Building Up One Another We grow in community by building one another up: encouraging, exhorting, teaching one another in love. An unexercised mind will grow flabby. We need to test and challenge each other with the genuine difficulties of the Bible and culture.
Now, I wish I had some really excellent examples from local churches to tell you about. I have heard of them: a church in Winchester, Virginia, and another one in McLean where mind-discipleship is taken seriously. I know they exist; but I have not had much direct experience with such churches. There are several in my current church with a zeal for this, but finding opportunities for real fellowship on this level has not always been easy. The typical adult Protestant Sunday School is misnamed, in my view: if it were really school, there would be more obvious interest in expanding members’ horizons of knowledge. Quizzes, anyone?

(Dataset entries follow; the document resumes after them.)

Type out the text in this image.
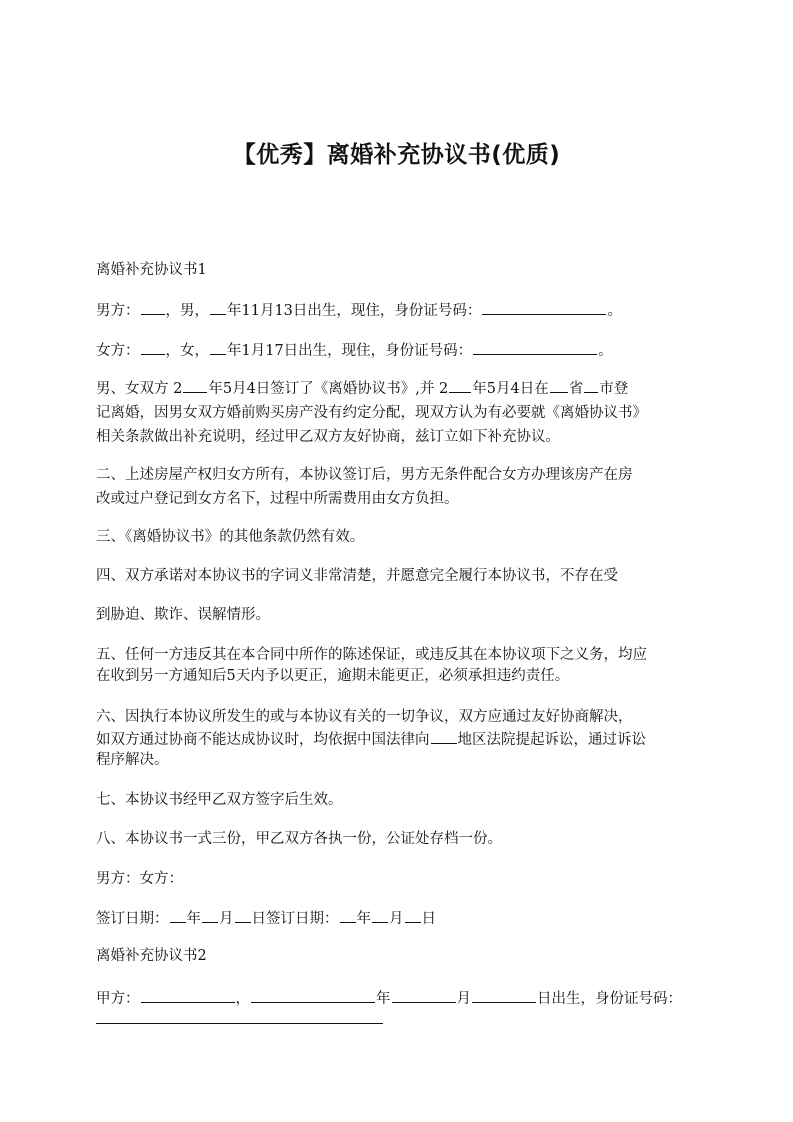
【优秀】离婚补充协议书(优质)
离婚补充协议书1
男方： ，男， 年11月13日出生，现住，身份证号码：	。
女方： ，女， 年1月17日出生，现住，身份证号码：	。
男、女双方 2 年5月4日签订了《离婚协议书》,并 2 年5月4日在 省 市登
记离婚，因男女双方婚前购买房产没有约定分配，现双方认为有必要就《离婚协议书》
相关条款做出补充说明，经过甲乙双方友好协商，兹订立如下补充协议。
二、上述房屋产权归女方所有，本协议签订后，男方无条件配合女方办理该房产在房
改或过户登记到女方名下，过程中所需费用由女方负担。
三、《离婚协议书》的其他条款仍然有效。
四、双方承诺对本协议书的字词义非常清楚，并愿意完全履行本协议书，不存在受
到胁迫、欺诈、误解情形。
五、任何一方违反其在本合同中所作的陈述保证，或违反其在本协议项下之义务，均应
在收到另一方通知后5天内予以更正，逾期未能更正，必须承担违约责任。
六、因执行本协议所发生的或与本协议有关的一切争议，双方应通过友好协商解决，
如双方通过协商不能达成协议时，均依据中国法律向 地区法院提起诉讼，通过诉讼
程序解决。
七、本协议书经甲乙双方签字后生效。
八、本协议书一式三份，甲乙双方各执一份，公证处存档一份。
男方：女方：
签订日期： 年 月 日签订日期： 年 月 日
离婚补充协议书2
甲方：	，	年	月	日出生，身份证号码：
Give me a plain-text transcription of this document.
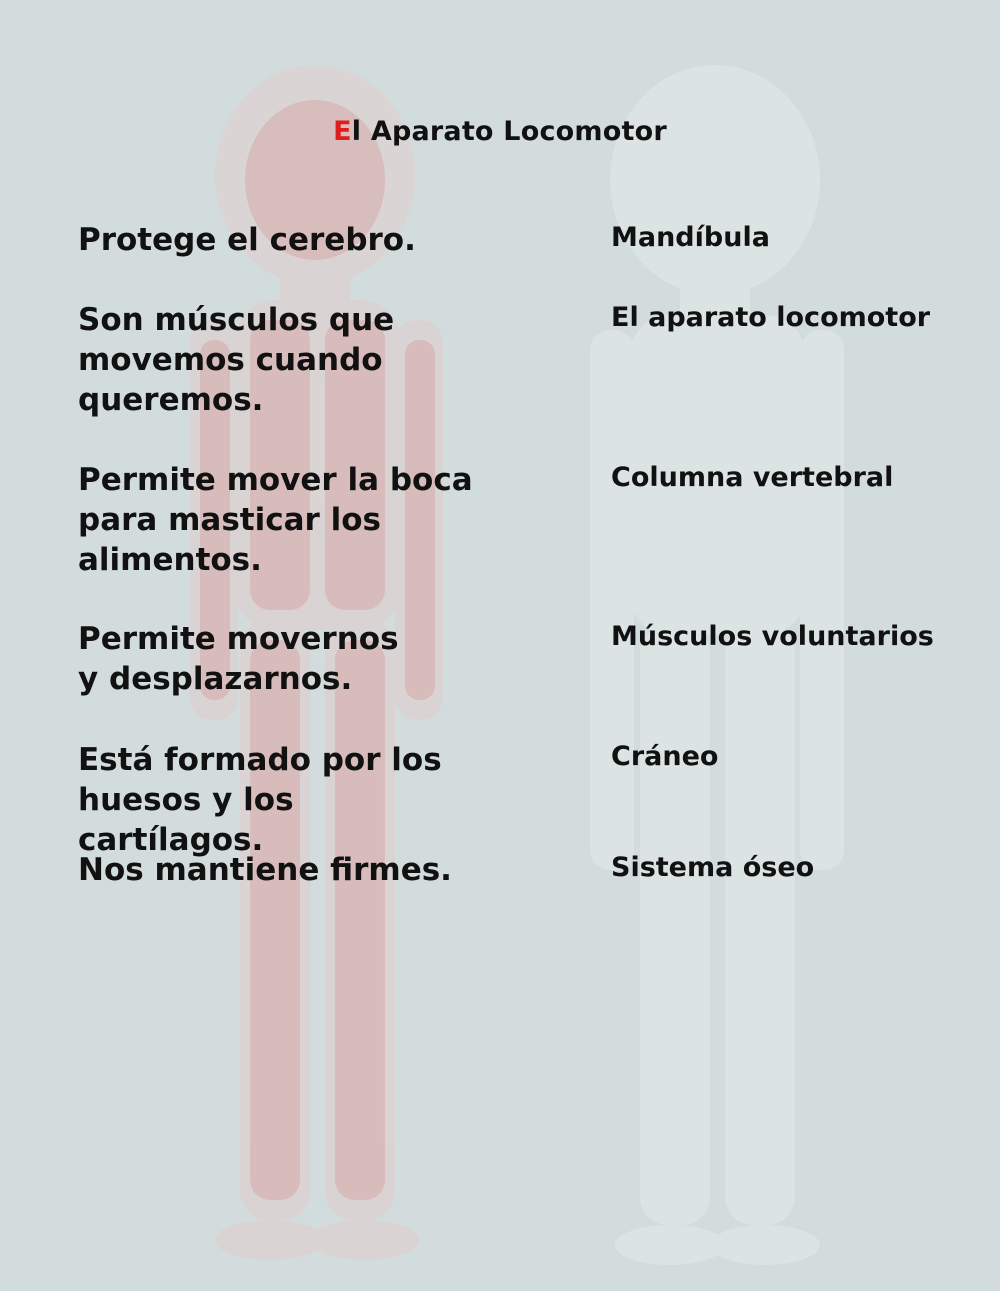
El Aparato Locomotor
Protege el cerebro.
Son músculos que movemos cuando queremos.
Permite mover la boca para masticar los alimentos.
Permite movernos y desplazarnos.
Está formado por los huesos y los cartílagos.
Nos mantiene firmes.
Mandíbula
El aparato locomotor
Columna vertebral
Músculos voluntarios
Cráneo
Sistema óseo
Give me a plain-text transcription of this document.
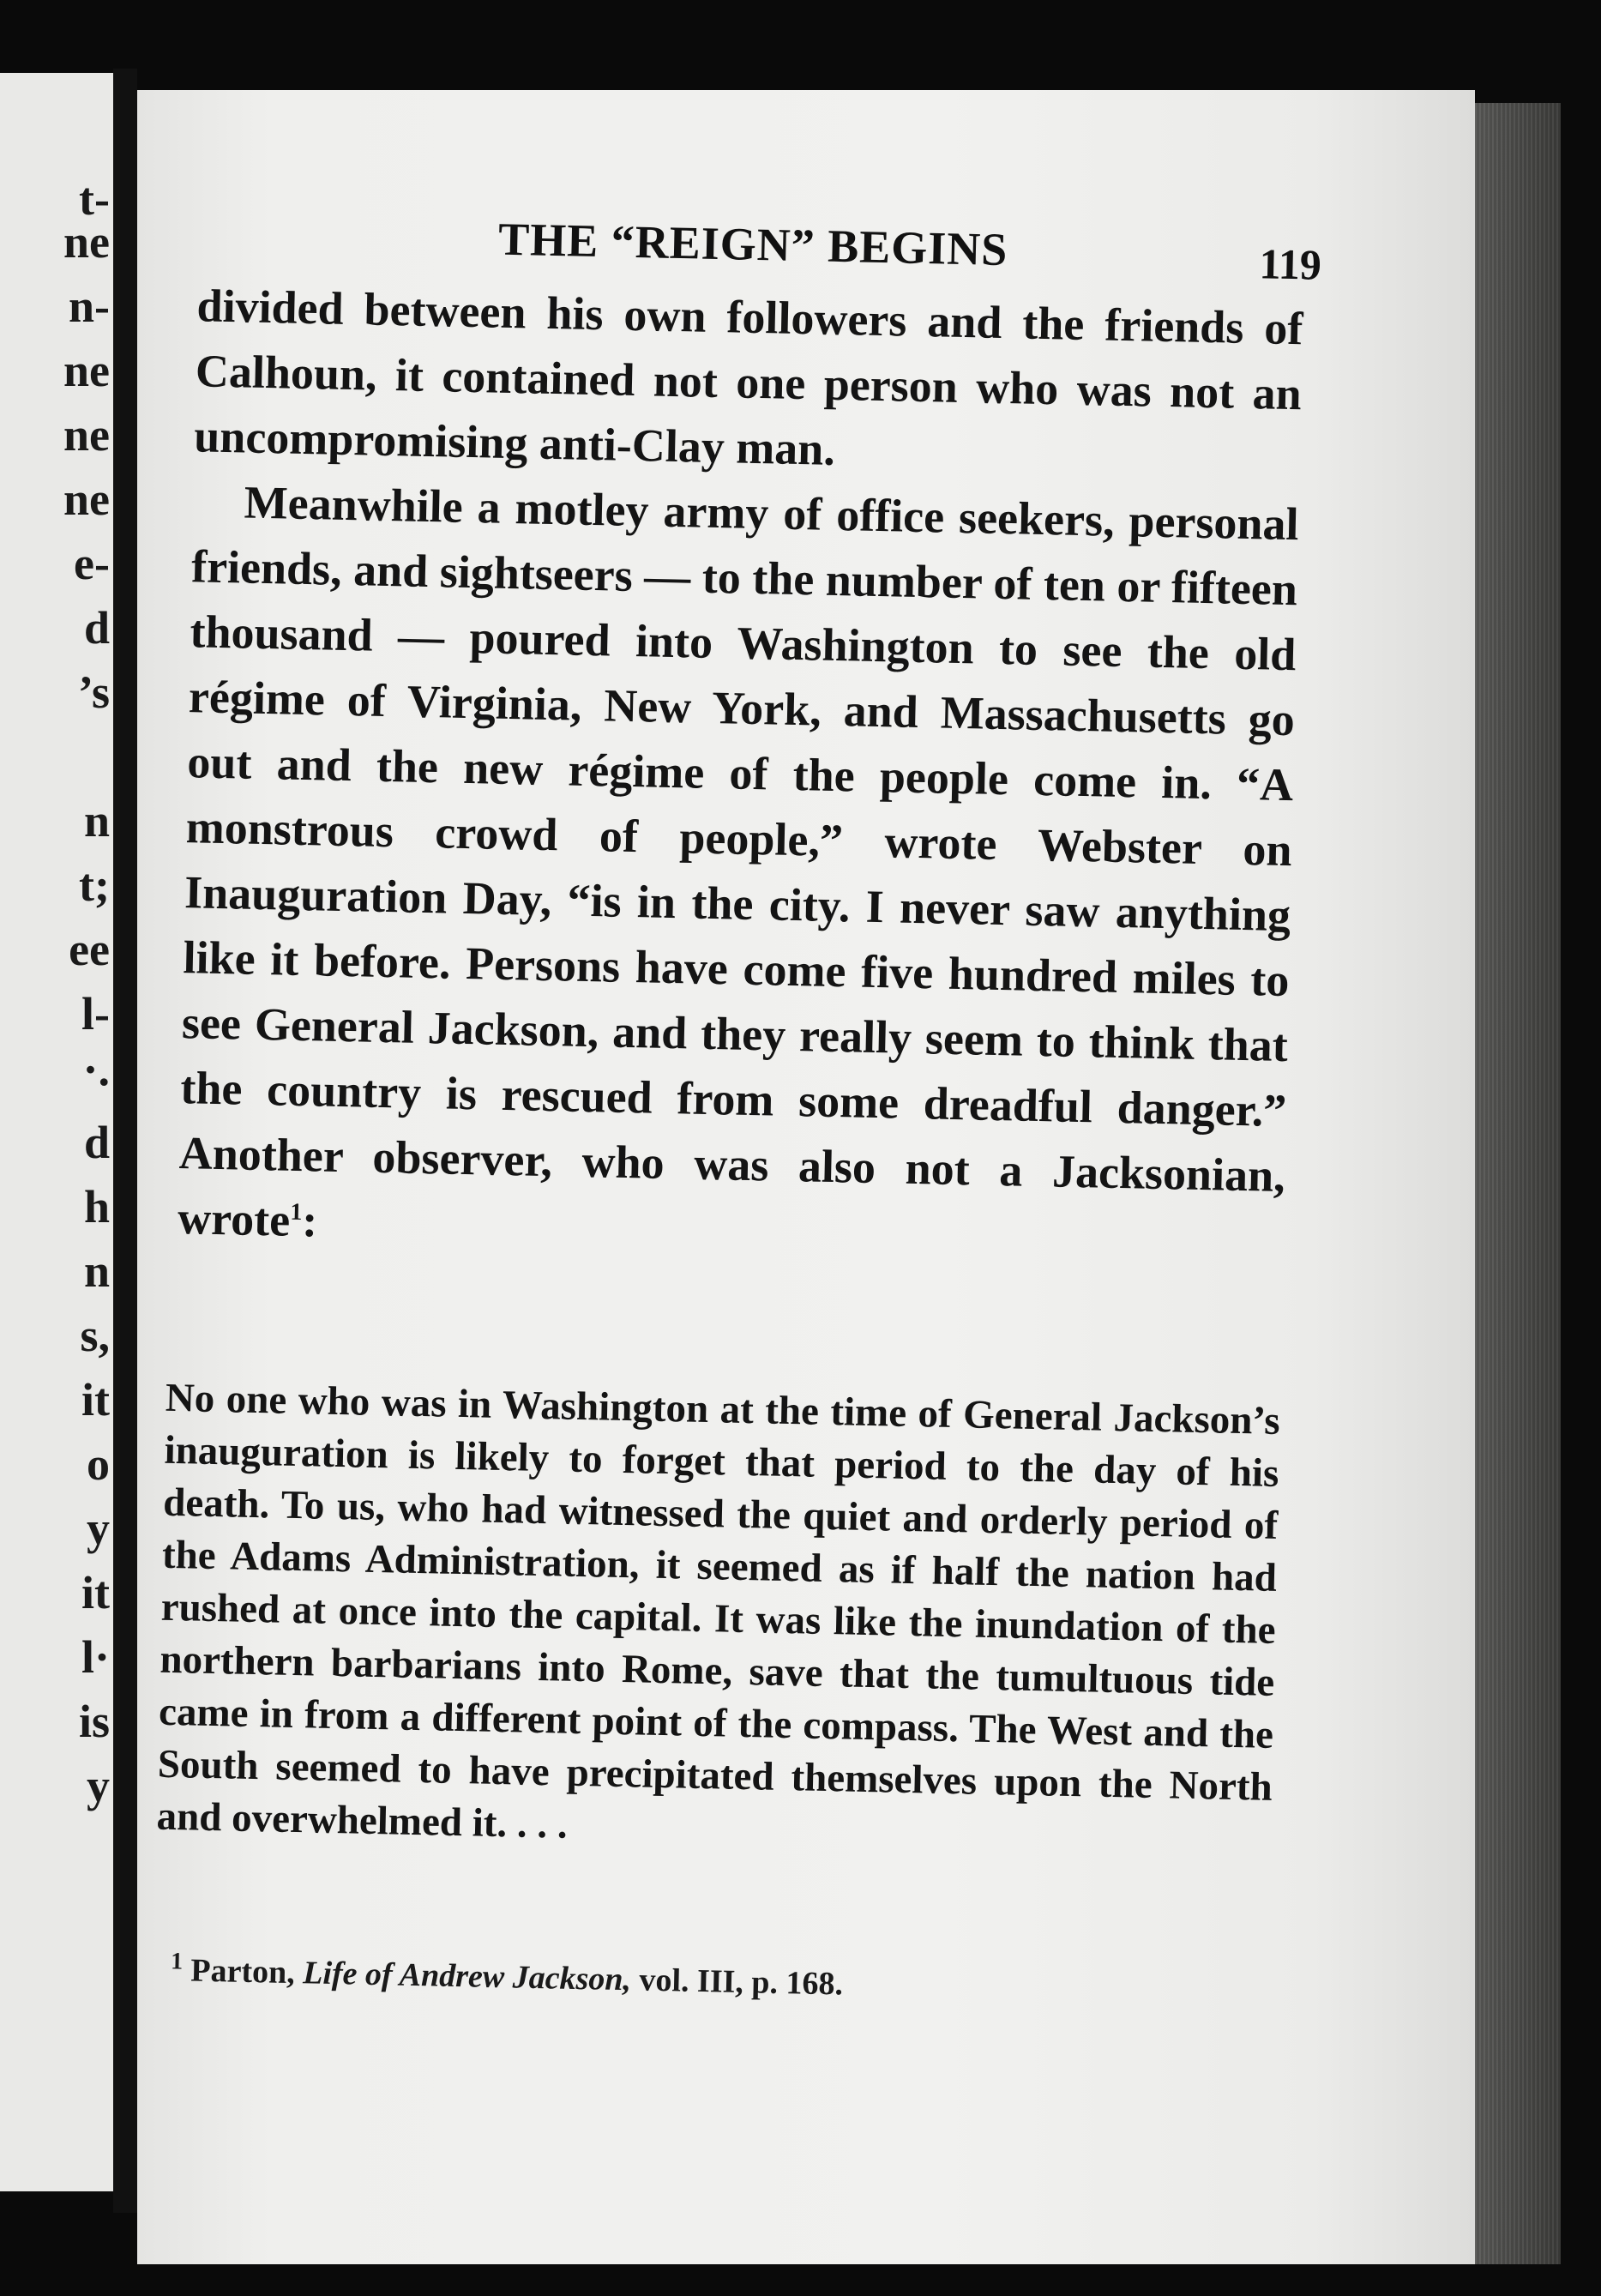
t-
ne
n-
ne
ne
ne
e-
d
’s
n
t;
ee
l-
·.
d
h
n
s,
it
o
y
it
l·
is
y
THE “REIGN” BEGINS	119

divided between his own followers and the friends of Calhoun, it contained not one person who was not an uncompromising anti-Clay man.

Meanwhile a motley army of office seekers, personal friends, and sightseers — to the number of ten or fifteen thousand — poured into Washington to see the old régime of Virginia, New York, and Massachusetts go out and the new régime of the people come in. “A monstrous crowd of people,” wrote Webster on Inauguration Day, “is in the city. I never saw anything like it before. Persons have come five hundred miles to see General Jackson, and they really seem to think that the country is rescued from some dreadful danger.” Another observer, who was also not a Jacksonian, wrote$^1$:

No one who was in Washington at the time of General Jackson’s inauguration is likely to forget that period to the day of his death. To us, who had witnessed the quiet and orderly period of the Adams Administration, it seemed as if half the nation had rushed at once into the capital. It was like the inundation of the northern barbarians into Rome, save that the tumultuous tide came in from a different point of the compass. The West and the South seemed to have precipitated themselves upon the North and overwhelmed it. . . .

$^1$ Parton, Life of Andrew Jackson, vol. III, p. 168.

But no.
Taking Leadership This is why I have suggested you may have to take leadership. My wife and I have led one Truth Project group and are in the middle of a second one. The fellowship there is outstanding. If you have opportunity to join a group or to be trained in leading it, don’t miss it! You could also start a study group or a (real) Sunday School class on some more challenging material, like anything from C.S. Lewis, Keller’s The Reason for God, Grudem’s Systematic Theology, or any of Strobel’s books on apologetics. I’ve heard excellent things about Reasonable Faith chapters, too, though I have not seen any first-hand.
The Broader Community Fellowship may be broader than one’s own church. You might try going to an apologetics conference, like the one coming up in just a few days in Chesapeake, Virginia. Finally, there is the online community: not the real thing, but a proxy version of it, and a place to connect with people with special interests in particular topics.